On Feb. 26, Anthropic, an AI safety and research company and developer of Claude AI, released a statement regarding the Department of Defense’s use of its AI technology. In July 2025, the company made a $200 million contract with the Pentagon for its use in military operations, with two key limitations:
- Their AI could not be used for mass domestic surveillance. Anthropic stated, “AI-driven mass surveillance presents serious, novel risks to our fundamental liberties.” There are concerns that AI technology could be too effective at connecting public information, which could be used to make a comprehensive profile of individuals regardless of criminal status. The company did give permission for their AI to be used for foreign and counterintelligence missions.
- Their AI could not be used to make fully autonomous weapons. Anthropic believes that current AI technology is not reliable enough to be trusted with the power to take lives. They want there to be human oversight and proper guardrails before this step is taken. They offered to work on R&D to improve reliability for this purpose, with no reply from the Department of Defense. Partially autonomous weapons are allowed in the contract.
At the time of the statement’s release, Claude had already been used in military operations, including use in classified government networks and the capture of Nicolás Maduro.
In response to Anthropic’s decision to stand its ground, President Donald Trump attacked the company on Truth Social on Feb. 27, calling the limitations an attempt to “STRONG-ARM the Department of War,” and announcing that use of the company’s technology would be completely phased out of US agencies. In addition, Defense Secretary Pete Hegseth designated Anthropic a “Supply-Chain Risk to National Security,” giving his department six months to transition to a new service. Hours later, OpenAI, developer of ChatGPT, announced a deal with the Pentagon to use its AI technology.

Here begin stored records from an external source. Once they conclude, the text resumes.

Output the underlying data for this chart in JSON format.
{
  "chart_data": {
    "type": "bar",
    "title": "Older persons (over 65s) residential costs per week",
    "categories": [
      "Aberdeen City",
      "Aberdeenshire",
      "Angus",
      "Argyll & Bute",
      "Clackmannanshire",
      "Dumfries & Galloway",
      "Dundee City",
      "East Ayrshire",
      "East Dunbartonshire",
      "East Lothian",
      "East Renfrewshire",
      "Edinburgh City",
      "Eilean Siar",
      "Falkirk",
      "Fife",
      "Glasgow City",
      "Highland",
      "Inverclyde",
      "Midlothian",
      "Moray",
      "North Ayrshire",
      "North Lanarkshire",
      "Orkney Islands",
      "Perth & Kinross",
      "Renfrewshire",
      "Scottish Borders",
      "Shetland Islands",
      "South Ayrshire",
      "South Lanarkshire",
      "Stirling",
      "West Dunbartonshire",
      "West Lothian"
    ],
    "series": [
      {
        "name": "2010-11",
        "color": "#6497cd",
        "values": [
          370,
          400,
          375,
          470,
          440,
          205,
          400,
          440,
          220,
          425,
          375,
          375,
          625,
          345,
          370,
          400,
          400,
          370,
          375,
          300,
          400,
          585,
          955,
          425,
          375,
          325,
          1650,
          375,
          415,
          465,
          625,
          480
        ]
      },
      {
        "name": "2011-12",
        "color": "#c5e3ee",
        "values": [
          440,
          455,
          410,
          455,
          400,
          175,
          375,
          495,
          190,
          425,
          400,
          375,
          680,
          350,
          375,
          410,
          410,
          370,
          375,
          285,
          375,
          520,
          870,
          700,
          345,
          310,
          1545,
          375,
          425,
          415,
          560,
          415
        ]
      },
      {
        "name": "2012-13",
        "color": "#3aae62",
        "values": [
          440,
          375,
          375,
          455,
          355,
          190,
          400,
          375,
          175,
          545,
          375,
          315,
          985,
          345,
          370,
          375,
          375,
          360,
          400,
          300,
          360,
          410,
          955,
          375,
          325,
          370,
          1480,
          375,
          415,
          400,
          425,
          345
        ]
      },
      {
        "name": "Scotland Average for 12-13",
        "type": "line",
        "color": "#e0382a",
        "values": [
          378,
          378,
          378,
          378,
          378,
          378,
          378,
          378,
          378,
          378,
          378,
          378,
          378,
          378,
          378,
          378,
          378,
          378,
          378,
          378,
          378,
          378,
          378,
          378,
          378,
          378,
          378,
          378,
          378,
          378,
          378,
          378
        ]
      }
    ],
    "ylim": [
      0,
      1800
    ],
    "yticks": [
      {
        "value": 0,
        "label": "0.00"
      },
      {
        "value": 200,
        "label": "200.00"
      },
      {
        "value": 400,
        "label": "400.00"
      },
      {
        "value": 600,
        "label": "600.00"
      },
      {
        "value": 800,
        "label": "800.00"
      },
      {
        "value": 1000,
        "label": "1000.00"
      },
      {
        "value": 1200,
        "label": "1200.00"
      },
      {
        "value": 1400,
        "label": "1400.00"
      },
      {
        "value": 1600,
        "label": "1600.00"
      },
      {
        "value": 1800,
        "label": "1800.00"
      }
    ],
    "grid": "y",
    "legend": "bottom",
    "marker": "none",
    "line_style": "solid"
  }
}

OpenAI released a statement on Feb. 28 outlining its own limitations for the Pentagon’s use of its AI technology:
“No use of OpenAI technology for mass domestic surveillance.”
“No use of OpenAI technology to direct autonomous weapons systems.”
“No use of OpenAI technology for high-stakes automated decisions (e.g. systems such as “social credit”).”
These limitations are very similar to those outlined by Anthropic. The company states it is relying on its “safety stack, the contract language, and existing laws” to hold the government to the above limitations. It is unclear how OpenAI was able to reach an agreement with more limitations than Anthropic.